I’ve been reading “Grays” and thumbing through fly fishing catalogs. Then Rog stopped in to pick up a few hooks, and we visited about the long winter. Just before he left, we talked about all the old timers we knew when we began fly fishing and how important they were toward our development as fishermen. After he left, I reminisced about a few of the men we discussed and where I might be without their friendship and guidance.

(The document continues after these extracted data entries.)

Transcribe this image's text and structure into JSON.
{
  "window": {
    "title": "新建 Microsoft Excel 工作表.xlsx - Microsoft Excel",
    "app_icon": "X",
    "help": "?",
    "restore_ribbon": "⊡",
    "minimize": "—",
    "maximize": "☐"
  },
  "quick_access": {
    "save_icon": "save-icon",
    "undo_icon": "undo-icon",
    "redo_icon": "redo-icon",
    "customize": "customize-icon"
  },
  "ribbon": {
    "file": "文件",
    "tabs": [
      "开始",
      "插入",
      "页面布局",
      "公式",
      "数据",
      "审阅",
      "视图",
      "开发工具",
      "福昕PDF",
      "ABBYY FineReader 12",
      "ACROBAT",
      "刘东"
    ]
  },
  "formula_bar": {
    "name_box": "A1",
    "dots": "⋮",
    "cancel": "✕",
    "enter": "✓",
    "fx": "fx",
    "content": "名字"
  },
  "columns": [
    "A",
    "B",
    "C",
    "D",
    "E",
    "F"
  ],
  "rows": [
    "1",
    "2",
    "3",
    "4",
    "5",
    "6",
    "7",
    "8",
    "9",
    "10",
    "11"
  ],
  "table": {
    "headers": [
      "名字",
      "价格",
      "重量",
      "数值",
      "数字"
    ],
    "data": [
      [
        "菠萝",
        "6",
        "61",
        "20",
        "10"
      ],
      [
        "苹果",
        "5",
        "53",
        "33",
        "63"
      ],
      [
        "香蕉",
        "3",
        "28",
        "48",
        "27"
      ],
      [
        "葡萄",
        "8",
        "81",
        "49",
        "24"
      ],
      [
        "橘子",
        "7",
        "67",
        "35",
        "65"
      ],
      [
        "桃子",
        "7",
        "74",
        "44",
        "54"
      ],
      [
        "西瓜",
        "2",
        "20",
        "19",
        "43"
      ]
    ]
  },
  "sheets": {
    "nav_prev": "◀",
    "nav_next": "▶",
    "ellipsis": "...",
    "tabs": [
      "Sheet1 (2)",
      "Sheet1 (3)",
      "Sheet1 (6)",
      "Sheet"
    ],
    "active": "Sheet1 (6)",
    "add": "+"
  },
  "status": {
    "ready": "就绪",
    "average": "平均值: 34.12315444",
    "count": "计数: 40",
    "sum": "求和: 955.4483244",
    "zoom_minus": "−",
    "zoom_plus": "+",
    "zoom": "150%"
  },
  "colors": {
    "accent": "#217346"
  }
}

I didn’t come from a family of fishers. My father and uncles were too busy making a living to take us fishing. So it was through the men I met as a teenager that I found my way to the trout streams of New York. Bob was a painter by profession, and I met him through my dad’s work at a private estate. We went to visit, and Bob gave me several boxes of Ray Bergman hooks, along with a jungle cock cape that I have to this day. About a week later, he picked me up and off we drove, to a fishing shop where I found my first really good vise. It was a Thompson Model B and cost exactly $3.50. As I progressed as a fly tier, Bob invited me to go along with him to the annual sportsmen’s show at the New York Coliseum. There we tied and sold flies. The proceeds were used to send kids to the De Bruce Conservation Camp.

My friend Tony’s father was named Tony, too. Every weekend he took us fishing. On Sundays, it was after 5:30 Mass. Early in the season we fished the local streams, but as the weather warmed, it was off to the Catskills and the famous rivers there. Watching him fish at the “falls” on the Amawalk Outlet, I saw my first trout: two 14-inch browns, which he caught and promptly gave to me. Tony senior was probably the most humble, generous man I ever met and showed me—among other things—what it meant to be a sportsman.

Ted lived up the road. I don’t remember how we met. But once I saw the catch of large rainbows he made from the Delaware, I asked if he would take me along. He did, but I never caught any. Eventually, through his kindness, we established a youth sportsmen’s club in the basement of his home. The club met every month and made annual fishing trips to the Catskills.

So on this snowy day, as I look back over the years, I realize how fortunate I was to have had these men as friends and mentors. They are all long gone now, but I remember them fondly. They were kind and good men who had a profound influence on my life.